# Break 10 Year Fixed Mortage



## Pennywisdom82 (Jan 4, 2018)

In early June of this year, I will have reached the 5 year mark in my 10 year fixed mortgage. I'm looking to break it and refinance (After 5 years, the penalty is no more than 3 months interest (approx $2500 for me). Is there a chance the lender will let me break it early (1 month or 2?) while still allowing just a 3 month interest penalty? Currently, the penalty for me is about 15,000 to break.


----------



## Spudd (Oct 11, 2011)

The only way to know this is to ask your lender.


----------



## Mortgage u/w (Feb 6, 2014)

Not likely.
But shouldn't you be asking your lender instead??


----------



## dougbos (Jun 4, 2012)

Only your lender can tell you for sure. I doubt they will say yes as they have a legal contract with you and they will lose $12500 if they let you out of it early. If they were to allow this make sure that it is in writing.


----------



## redsgomarching (Mar 6, 2016)

think about this if you were on the opposite end. 
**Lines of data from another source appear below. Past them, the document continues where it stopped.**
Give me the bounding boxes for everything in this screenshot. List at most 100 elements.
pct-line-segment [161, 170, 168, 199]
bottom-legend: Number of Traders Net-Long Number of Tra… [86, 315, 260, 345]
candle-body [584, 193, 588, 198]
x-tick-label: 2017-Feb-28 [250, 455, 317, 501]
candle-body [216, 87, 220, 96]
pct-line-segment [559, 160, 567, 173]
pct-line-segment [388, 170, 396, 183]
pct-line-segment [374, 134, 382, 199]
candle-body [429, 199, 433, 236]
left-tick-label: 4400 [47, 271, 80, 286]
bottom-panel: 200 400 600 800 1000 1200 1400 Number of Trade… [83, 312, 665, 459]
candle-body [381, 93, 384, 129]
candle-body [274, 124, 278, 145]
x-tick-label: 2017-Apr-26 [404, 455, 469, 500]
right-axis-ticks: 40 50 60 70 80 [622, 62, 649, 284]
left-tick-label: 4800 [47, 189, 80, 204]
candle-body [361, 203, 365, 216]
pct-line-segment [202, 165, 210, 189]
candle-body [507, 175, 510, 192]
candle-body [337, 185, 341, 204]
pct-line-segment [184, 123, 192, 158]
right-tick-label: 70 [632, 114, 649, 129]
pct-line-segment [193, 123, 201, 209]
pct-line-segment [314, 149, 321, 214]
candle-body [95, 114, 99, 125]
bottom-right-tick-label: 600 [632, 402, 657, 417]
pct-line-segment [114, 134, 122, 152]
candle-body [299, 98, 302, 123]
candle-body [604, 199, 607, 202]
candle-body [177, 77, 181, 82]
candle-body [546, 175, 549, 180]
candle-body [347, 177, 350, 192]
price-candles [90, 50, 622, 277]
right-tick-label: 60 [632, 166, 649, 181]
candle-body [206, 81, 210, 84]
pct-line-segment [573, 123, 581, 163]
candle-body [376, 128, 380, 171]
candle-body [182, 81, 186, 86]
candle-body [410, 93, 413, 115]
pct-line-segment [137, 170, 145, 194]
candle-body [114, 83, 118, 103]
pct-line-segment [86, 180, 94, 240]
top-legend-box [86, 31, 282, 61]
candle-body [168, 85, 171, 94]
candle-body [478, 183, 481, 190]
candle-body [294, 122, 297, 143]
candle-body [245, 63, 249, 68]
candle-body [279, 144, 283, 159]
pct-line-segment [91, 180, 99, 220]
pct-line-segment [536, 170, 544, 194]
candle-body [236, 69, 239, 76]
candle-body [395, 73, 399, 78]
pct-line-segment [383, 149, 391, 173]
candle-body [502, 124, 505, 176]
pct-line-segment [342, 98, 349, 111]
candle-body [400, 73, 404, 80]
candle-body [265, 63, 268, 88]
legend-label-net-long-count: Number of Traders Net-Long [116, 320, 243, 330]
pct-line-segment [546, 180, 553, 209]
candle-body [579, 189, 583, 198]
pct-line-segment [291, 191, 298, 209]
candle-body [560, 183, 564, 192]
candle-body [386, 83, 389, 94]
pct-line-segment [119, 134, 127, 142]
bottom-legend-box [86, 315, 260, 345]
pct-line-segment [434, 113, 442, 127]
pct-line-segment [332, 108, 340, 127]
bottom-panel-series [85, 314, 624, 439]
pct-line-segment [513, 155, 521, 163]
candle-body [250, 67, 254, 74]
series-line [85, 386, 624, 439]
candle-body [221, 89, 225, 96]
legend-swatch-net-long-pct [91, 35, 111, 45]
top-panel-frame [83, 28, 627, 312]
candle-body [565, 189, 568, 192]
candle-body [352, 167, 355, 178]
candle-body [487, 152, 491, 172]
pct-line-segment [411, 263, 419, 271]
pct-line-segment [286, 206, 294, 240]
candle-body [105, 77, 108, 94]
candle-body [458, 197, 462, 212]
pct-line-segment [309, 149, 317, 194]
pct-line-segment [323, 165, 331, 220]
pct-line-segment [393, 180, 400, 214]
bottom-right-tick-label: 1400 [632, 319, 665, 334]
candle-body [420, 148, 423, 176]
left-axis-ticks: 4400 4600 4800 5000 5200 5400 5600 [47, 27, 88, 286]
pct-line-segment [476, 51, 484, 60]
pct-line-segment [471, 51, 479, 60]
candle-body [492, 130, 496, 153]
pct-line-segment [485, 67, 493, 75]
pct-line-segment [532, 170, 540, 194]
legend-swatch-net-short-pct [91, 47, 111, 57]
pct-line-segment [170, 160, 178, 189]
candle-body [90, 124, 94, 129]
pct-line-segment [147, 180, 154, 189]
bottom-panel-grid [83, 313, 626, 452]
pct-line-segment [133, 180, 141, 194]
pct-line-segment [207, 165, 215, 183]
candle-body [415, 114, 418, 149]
would you consider losing out on 15000 if it meant your business, your family, your food on the line? 

be sensible.


----------



## OhGreatGuru (May 24, 2009)

a) Are you sure it is only 3 mos interest? Most mortgages have changed to "The higher of" 3 months' interest of the Interest Rate Differential (IRD). 
b) Only your lender can tell you if it is permitted, and what the penalty will be.
c) Why would they let you do it if it is going to cost them money, unless your contract clearly provides for it? They might let you do it if you were refinancing with them at higher rate. 

I am confused. You say you are only 5 years into a 10-year mortgage, but are talking about breaking it only 1 or 2 months early. How can that be? Or is this a 10-year amortization, but only a 5-year term?


----------



## fireseeker (Jul 24, 2017)

OhGreatGuru said:


> a) Are you sure it is only 3 mos interest? Most mortgages have changed to "The higher of" 3 months' interest of the Interest Rate Differential (IRD).


_The federal Interest Act prohibits IRD penalties on terms over five years, after five years have elapsed. In such cases, a maximum three months’ interest penalty may apply.
_
https://www.thestar.com/business/personal_finance/spending_saving/2012/04/01/breaking_your_mortgage_know_the_rules.html


----------